We are also interested in the collaboration between Applifting and Telus. From your perspective, could you compare the legislative challenges and the overall context of healthtech development in the Canadian and European landscapes?
Thanks to our partnership with Telus Health, we have a unique comparison between the European and North American markets. While in the European Economic Area we rely on the unified framework of GDPR, which facilitates the movement of data between member states, the Canadian environment is significantly more fragmented. Requirements for data residency and privacy protection vary from province to province (e.g. PHIPA in Ontario vs. Act 25 in Quebec), which places extreme demands on system architecture and interoperability.
The main challenge we addressed with Telus was the synchronisation and harmonisation of patient records (EHR/MHR). Clinics often utilise diverse systems that do not communicate with one another. Our role consisted of transforming this data into standardised formats, such as FHIR, which enabled the seamless sharing of information across the entire organisation. In parallel with the Telus collaboration, we have also been developing these experiences through internal initiatives. These utilise private ledger technology to enhance interoperability, traceability, and control over the sharing of sensitive data – a direction that modern healthtech is inevitably taking.

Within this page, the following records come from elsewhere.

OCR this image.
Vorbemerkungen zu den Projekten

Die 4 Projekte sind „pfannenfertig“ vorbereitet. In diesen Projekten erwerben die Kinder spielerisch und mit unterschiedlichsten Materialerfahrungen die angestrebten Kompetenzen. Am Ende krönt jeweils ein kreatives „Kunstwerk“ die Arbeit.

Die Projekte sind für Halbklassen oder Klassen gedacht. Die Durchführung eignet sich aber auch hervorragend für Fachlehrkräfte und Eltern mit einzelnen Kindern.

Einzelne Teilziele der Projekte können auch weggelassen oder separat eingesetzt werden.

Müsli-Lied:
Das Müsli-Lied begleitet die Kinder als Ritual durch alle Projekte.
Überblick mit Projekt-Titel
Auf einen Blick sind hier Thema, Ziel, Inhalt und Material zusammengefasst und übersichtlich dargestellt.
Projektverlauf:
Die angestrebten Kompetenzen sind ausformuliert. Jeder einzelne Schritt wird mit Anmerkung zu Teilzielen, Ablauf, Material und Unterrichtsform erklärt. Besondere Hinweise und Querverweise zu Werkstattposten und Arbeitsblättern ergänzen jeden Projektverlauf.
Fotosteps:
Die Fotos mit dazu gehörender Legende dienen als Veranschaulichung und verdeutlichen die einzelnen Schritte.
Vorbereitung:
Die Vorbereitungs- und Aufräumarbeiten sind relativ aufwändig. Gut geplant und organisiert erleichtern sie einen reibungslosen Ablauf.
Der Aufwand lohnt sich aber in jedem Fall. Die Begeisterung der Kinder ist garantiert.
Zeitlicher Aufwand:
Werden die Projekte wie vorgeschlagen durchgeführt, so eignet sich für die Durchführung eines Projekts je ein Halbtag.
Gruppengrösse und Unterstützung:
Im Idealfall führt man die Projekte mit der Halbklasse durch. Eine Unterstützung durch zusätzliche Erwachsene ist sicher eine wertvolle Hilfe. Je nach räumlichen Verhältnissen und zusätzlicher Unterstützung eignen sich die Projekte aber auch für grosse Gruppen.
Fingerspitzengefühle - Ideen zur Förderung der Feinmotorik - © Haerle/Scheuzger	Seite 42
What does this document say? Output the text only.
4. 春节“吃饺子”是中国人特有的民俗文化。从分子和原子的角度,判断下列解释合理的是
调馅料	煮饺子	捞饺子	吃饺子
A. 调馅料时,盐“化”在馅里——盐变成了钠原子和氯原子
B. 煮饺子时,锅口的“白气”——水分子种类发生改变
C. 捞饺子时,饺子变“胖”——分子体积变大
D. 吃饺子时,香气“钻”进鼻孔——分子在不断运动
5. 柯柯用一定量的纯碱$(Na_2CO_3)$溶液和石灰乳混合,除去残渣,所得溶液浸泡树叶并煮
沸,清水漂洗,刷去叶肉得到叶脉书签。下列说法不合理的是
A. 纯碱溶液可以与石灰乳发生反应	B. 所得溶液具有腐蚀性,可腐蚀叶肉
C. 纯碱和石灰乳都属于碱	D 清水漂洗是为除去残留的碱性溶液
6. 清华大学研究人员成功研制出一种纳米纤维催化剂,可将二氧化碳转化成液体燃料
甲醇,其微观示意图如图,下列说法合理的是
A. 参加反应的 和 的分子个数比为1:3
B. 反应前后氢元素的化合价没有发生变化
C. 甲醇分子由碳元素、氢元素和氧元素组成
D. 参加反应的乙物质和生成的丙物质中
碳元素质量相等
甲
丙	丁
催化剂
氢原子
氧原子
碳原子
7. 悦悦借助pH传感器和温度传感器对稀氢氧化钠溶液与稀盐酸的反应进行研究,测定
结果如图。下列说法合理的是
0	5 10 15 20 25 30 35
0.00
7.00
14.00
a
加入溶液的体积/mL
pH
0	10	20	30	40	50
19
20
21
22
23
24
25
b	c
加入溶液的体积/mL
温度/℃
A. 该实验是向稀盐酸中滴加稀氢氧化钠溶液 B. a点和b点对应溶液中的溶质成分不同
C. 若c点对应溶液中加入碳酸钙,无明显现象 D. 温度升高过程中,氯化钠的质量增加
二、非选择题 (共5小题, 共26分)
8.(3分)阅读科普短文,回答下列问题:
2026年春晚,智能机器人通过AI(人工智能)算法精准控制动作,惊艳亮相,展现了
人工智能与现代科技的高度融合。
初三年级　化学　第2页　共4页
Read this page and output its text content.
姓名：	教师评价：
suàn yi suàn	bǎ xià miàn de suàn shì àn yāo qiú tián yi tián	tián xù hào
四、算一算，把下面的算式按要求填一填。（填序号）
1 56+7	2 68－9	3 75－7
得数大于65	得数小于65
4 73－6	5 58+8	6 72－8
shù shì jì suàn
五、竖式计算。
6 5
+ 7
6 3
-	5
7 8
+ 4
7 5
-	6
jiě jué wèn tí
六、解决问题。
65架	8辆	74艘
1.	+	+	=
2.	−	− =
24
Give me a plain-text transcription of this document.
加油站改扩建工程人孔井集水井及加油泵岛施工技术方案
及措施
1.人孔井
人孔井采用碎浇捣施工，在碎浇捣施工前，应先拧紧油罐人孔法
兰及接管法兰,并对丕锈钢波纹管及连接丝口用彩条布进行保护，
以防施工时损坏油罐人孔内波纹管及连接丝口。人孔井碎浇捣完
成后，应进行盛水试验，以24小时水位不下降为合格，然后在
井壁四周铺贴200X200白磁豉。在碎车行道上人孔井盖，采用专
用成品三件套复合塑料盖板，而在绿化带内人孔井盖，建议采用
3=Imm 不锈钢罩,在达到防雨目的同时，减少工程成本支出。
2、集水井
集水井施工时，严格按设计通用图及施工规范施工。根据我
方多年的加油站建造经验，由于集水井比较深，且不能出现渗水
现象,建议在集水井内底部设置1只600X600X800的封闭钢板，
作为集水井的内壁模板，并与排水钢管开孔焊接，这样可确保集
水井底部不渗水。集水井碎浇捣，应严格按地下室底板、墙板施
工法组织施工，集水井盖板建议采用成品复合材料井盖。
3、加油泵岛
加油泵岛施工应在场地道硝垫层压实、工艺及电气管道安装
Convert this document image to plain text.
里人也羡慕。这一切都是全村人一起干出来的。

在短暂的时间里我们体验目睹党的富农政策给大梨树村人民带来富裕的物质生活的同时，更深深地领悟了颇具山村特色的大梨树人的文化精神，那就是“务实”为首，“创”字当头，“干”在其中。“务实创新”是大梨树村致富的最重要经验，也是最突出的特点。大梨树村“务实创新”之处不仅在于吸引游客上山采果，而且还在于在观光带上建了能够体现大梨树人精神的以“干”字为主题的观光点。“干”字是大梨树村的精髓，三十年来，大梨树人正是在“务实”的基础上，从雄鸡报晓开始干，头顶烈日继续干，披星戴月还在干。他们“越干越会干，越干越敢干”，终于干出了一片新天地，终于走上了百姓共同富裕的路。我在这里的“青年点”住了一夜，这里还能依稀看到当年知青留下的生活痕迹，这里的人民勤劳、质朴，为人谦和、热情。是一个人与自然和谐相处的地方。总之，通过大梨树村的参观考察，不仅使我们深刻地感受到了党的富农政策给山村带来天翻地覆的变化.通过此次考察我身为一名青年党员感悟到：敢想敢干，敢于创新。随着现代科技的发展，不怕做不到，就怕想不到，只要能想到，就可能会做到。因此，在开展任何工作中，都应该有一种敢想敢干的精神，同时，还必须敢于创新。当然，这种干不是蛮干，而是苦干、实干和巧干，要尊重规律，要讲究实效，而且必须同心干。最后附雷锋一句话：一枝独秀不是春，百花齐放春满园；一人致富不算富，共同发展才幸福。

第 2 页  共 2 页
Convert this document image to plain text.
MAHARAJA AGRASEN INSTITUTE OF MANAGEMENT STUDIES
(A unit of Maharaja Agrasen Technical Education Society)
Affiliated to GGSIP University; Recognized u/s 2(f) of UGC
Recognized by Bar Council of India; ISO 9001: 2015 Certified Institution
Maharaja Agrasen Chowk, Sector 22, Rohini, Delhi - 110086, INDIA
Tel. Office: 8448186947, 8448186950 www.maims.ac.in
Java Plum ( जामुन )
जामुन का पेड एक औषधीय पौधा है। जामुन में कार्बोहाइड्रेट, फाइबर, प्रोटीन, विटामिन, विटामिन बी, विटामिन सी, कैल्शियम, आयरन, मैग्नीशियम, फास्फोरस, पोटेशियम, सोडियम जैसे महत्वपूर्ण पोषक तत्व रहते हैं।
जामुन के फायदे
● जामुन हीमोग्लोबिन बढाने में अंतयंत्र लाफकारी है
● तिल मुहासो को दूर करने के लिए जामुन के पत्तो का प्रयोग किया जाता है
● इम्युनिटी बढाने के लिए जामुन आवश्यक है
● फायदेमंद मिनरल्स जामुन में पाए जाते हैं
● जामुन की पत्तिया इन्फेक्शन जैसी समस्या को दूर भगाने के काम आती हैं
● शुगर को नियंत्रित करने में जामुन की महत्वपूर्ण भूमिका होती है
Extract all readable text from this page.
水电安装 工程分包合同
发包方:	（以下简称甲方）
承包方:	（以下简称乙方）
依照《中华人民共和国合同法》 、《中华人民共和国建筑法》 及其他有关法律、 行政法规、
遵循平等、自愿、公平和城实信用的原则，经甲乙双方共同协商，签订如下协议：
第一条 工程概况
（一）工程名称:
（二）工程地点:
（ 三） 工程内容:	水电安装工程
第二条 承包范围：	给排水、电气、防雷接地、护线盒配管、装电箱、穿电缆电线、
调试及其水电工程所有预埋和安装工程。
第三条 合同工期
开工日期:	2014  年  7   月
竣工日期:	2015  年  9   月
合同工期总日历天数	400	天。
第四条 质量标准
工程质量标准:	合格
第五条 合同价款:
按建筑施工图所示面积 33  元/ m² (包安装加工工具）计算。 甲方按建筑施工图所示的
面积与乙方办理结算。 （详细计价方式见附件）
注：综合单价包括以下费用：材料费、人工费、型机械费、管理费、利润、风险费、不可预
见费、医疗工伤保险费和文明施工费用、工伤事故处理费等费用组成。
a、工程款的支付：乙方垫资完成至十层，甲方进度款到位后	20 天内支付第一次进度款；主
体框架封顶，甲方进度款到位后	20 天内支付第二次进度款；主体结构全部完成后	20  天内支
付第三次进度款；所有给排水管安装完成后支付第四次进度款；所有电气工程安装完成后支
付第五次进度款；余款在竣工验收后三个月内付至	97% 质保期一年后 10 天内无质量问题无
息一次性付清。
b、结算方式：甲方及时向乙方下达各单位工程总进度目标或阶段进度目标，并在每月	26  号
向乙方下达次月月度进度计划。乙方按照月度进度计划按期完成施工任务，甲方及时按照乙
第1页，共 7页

Beyond the data layer, we focused on the sector’s most pressing issue: staffing shortages. Optimising administrative processes using AI – for instance, by implementing voice assistants for routine tasks or automating workflows – led to time savings of up to 20% in our projects. In real terms, this equates to approximately 10,000 hours saved annually per clinic, which staff can then dedicate to direct patient care instead of filling in spreadsheets.
From a startup perspective, while the EU market is more accessible for a quick launch due to its legislative unity, the Canadian and US markets offer enormous potential for those who are not deterred by the complexity of local standards. Our recommendation for founders is to account for these standards (such as FHIR or the specifics of data residency) from the very beginning. Doing so will dramatically facilitate future overseas expansion.